The Swiss “burka ban” uses the law to dictate what women should wear and is problematic from a human rights perspective and “deeply regrettable,” the UN Human Rights office said Tuesday.
Ravina Shamdasani, a spokeswoman for the High Commissioner for Human Rights, was asked at a UN briefing to comment on the Swiss vote Sunday in favor of banning face coverings in public, including the burka or niqab worn by Muslim women, following a controversial referendum.
“The use of the law to dictate what women should wear is problematic from a human rights perspective. Women should not be forced to cover their faces,” she said.
“And this is deeply regrettable.”
The legal ban on face coverings will restrict women’s freedom to manifest their religion or beliefs and has a broader impact on their human rights, said Shamdasani, reading a prepared statement.
The national referendum dubbed the “burka ban,” launched in 2016 by a right-leaning initiative committee, was accepted by 51.2% of those who cast ballots with a participation of 51.4% of voters.
It passed despite opposition from the government and the national parliament, and will write the ban into the Swiss Constitution.

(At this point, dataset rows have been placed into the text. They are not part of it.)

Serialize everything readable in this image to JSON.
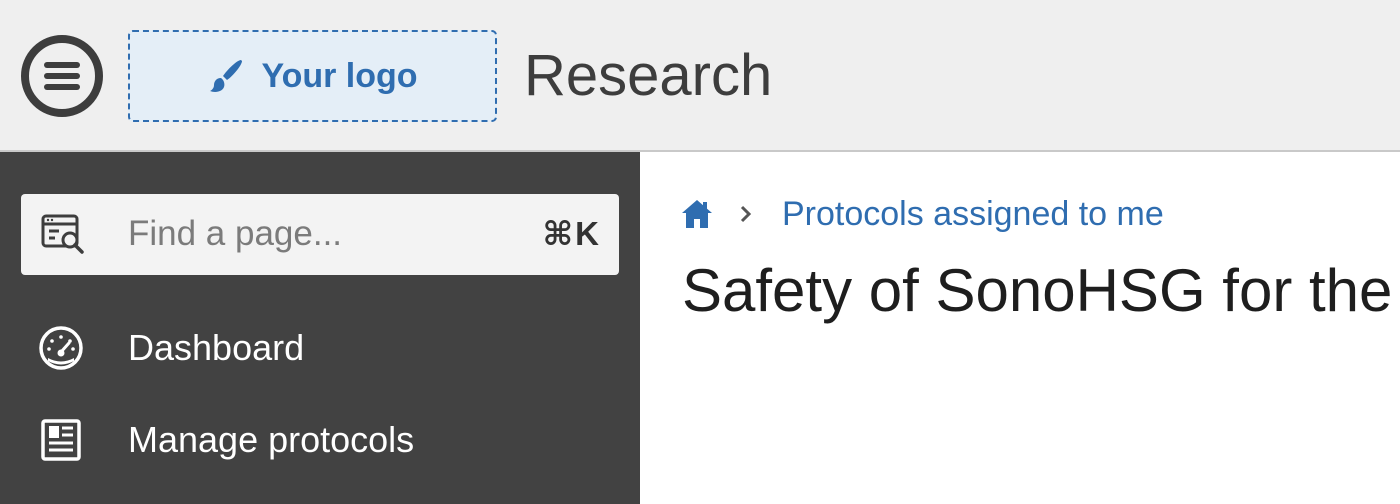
{
  "header": {
    "menu_icon": "hamburger-menu-icon",
    "logo": {
      "icon": "paintbrush-icon",
      "label": "Your logo"
    },
    "app_title": "Research"
  },
  "sidebar": {
    "search": {
      "icon": "page-search-icon",
      "placeholder": "Find a page...",
      "shortcut": "⌘K"
    },
    "items": [
      {
        "icon": "dashboard-gauge-icon",
        "label": "Dashboard"
      },
      {
        "icon": "protocol-document-icon",
        "label": "Manage protocols"
      }
    ]
  },
  "main": {
    "breadcrumb": {
      "home_icon": "home-icon",
      "separator_icon": "chevron-right-icon",
      "items": [
        {
          "label": "Protocols assigned to me"
        }
      ]
    },
    "page_title": "Safety of SonoHSG for the"
  },
  "colors": {
    "header_bg": "#efefef",
    "sidebar_bg": "#424242",
    "accent": "#2f6db0",
    "logo_bg": "#e4eef7"
  }
}
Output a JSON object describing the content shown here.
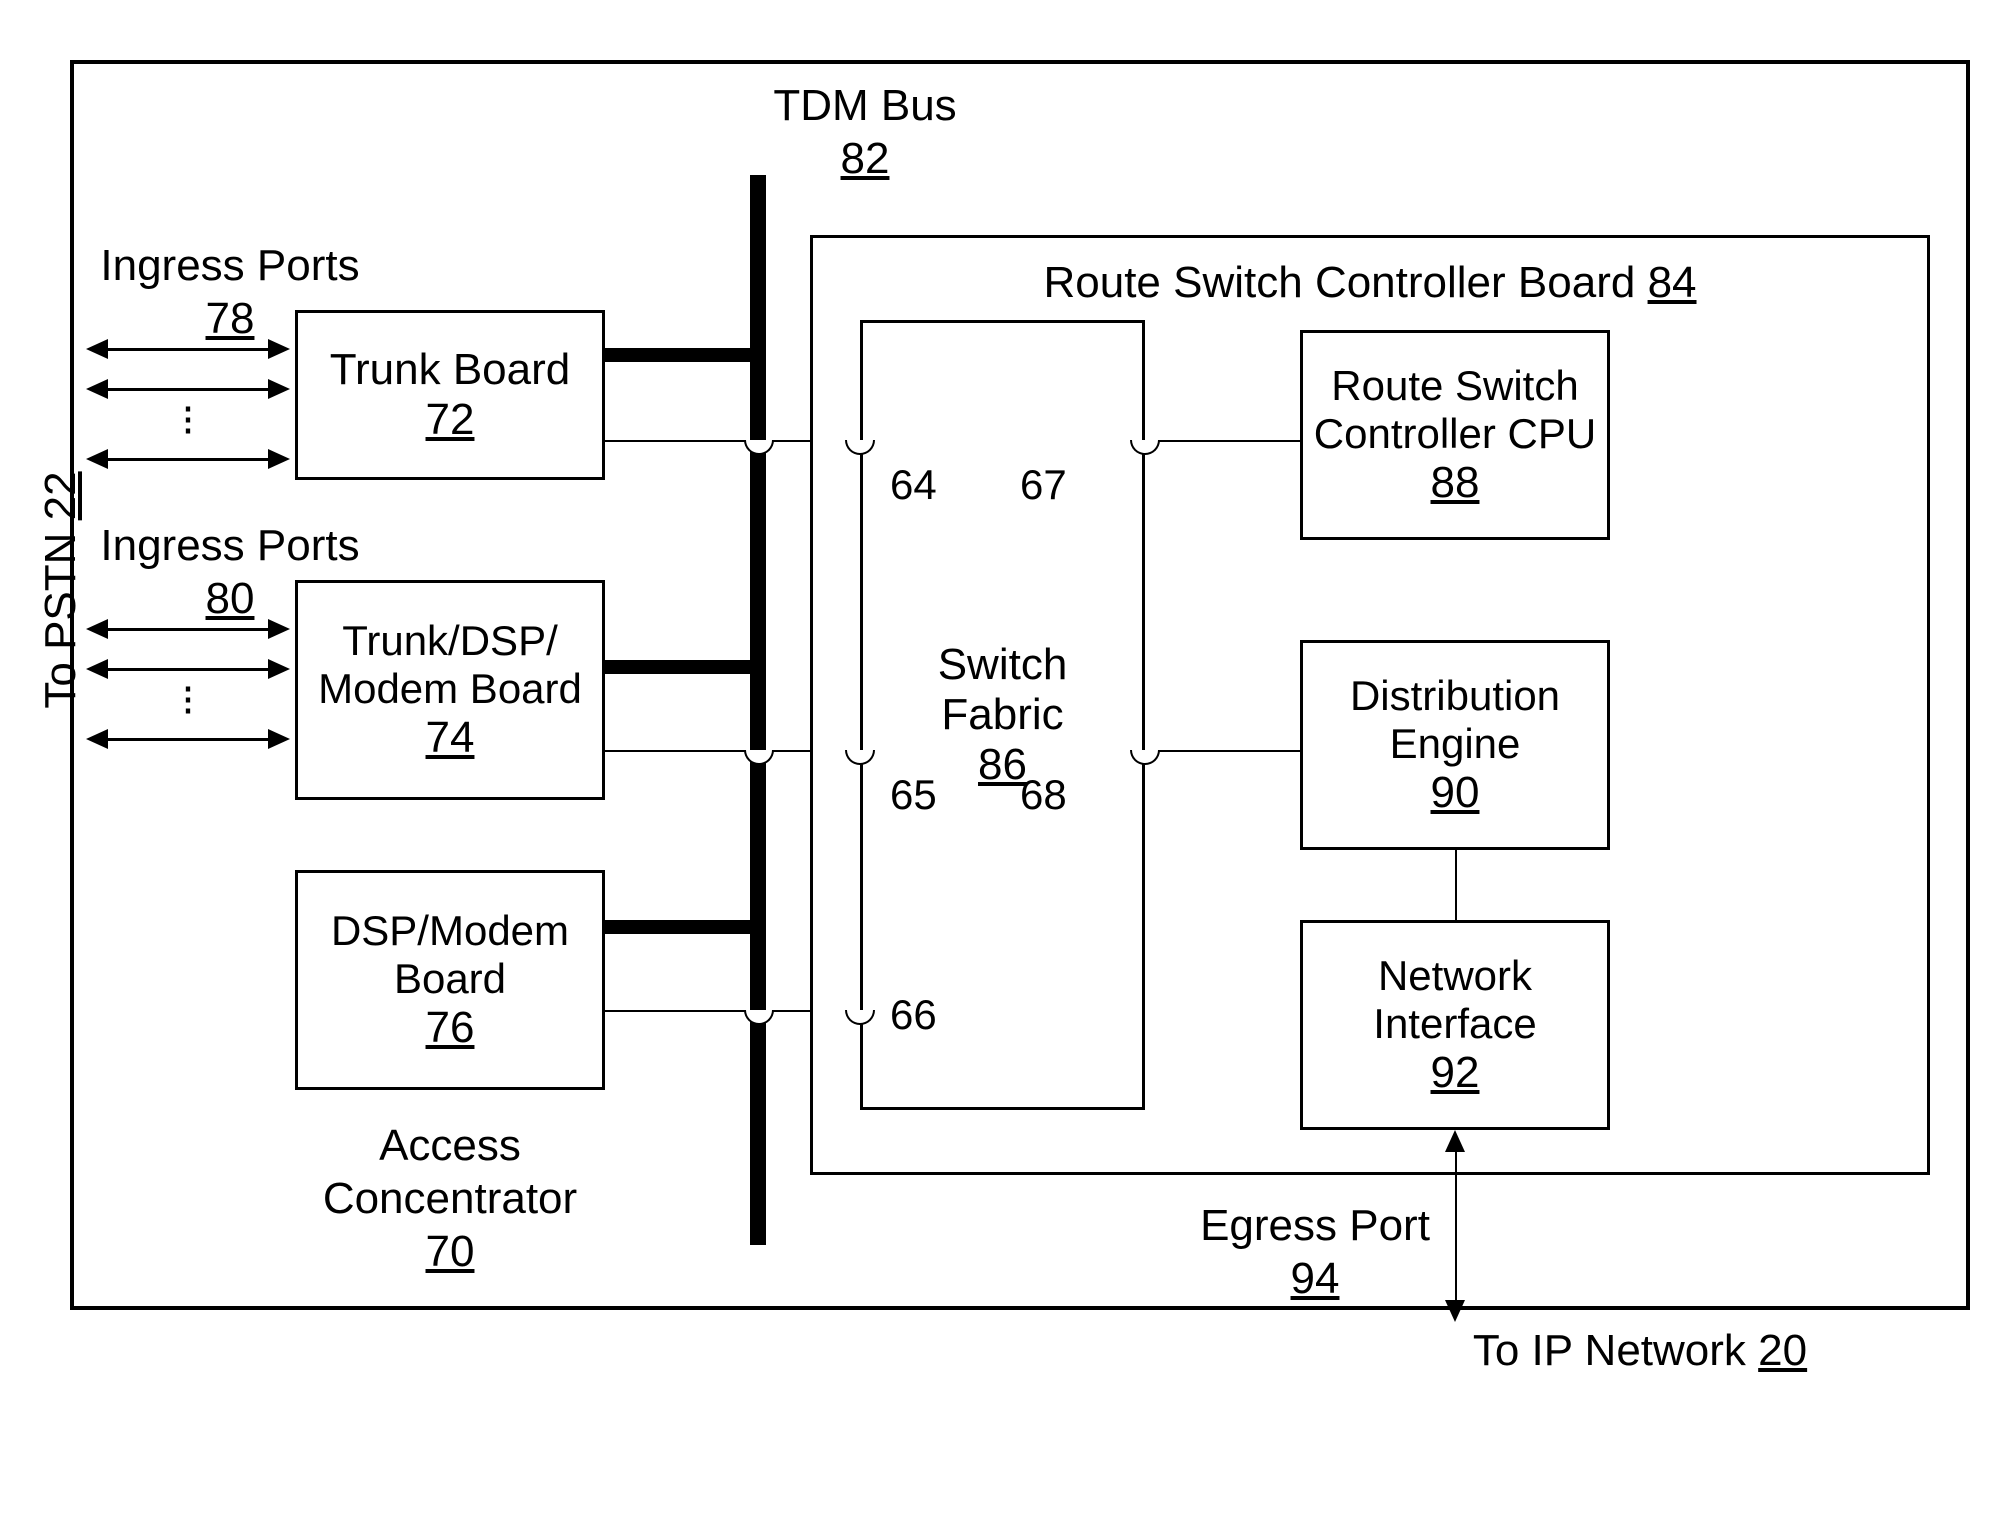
{
  "external": {
    "pstn_label": "To PSTN",
    "pstn_ref": "22",
    "ip_label": "To IP Network",
    "ip_ref": "20"
  },
  "bus": {
    "label": "TDM Bus",
    "ref": "82"
  },
  "ingress1": {
    "label": "Ingress Ports",
    "ref": "78"
  },
  "ingress2": {
    "label": "Ingress Ports",
    "ref": "80"
  },
  "trunk": {
    "label": "Trunk Board",
    "ref": "72"
  },
  "trunk_dsp": {
    "label1": "Trunk/DSP/",
    "label2": "Modem Board",
    "ref": "74"
  },
  "dsp_modem": {
    "label1": "DSP/Modem",
    "label2": "Board",
    "ref": "76"
  },
  "access": {
    "label1": "Access",
    "label2": "Concentrator",
    "ref": "70"
  },
  "rsc_board": {
    "label": "Route Switch Controller Board",
    "ref": "84"
  },
  "switch_fabric": {
    "label1": "Switch",
    "label2": "Fabric",
    "ref": "86"
  },
  "rsc_cpu": {
    "label1": "Route Switch",
    "label2": "Controller CPU",
    "ref": "88"
  },
  "dist": {
    "label1": "Distribution",
    "label2": "Engine",
    "ref": "90"
  },
  "netif": {
    "label1": "Network",
    "label2": "Interface",
    "ref": "92"
  },
  "egress": {
    "label": "Egress Port",
    "ref": "94"
  },
  "ports": {
    "p64": "64",
    "p65": "65",
    "p66": "66",
    "p67": "67",
    "p68": "68"
  }
}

Shamdasani cited the International Covenant on Civil and Political Rights providing that the freedom to restrict the choice in what women wear can only be subjected to limitations necessary to protect public safety, order, health, or morals or the fundamental rights and freedoms of others.
“Vague justifications on how the wearing of face coverings would be a threat to safety, health or the rights of others cannot be considered a legitimate reason for such an invasive restriction of fundamental freedoms,” said the UN rights office spokeswoman.
She said arguments in favor of such bans in some European countries, including Switzerland, “question the free agency of women who wear face coverings.”
The ban also punishes some women “further for something that – in those cases where that argument is true — is beyond their control.”
Germany, Austria, Denmark, France, Belgium, Latvia, and Bulgaria have bans on facial coverings.
Shamdasani said irrespective of whether the veil is imposed on a woman by her spouse or family members, or self-imposed adhering to her religious or cultural beliefs, banning it will lead to further marginalization and exclusion from public life.
“This comes at a time when Muslim women in Europe are already reporting increased discrimination, stereotyping, hostility, and in some cases, even physical violence because of their clothing,” said Shamdasani.
“We note and appreciate the fact that the Swiss federal government opposed this initiative and proposed an acceptable alternative solution,” she said.
However, now that the initiative has passed, and after a political publicity campaign “with strong xenophobic undertones,” Switzerland is joining the small number of countries where active discrimination against Muslim women is now sanctioned by law.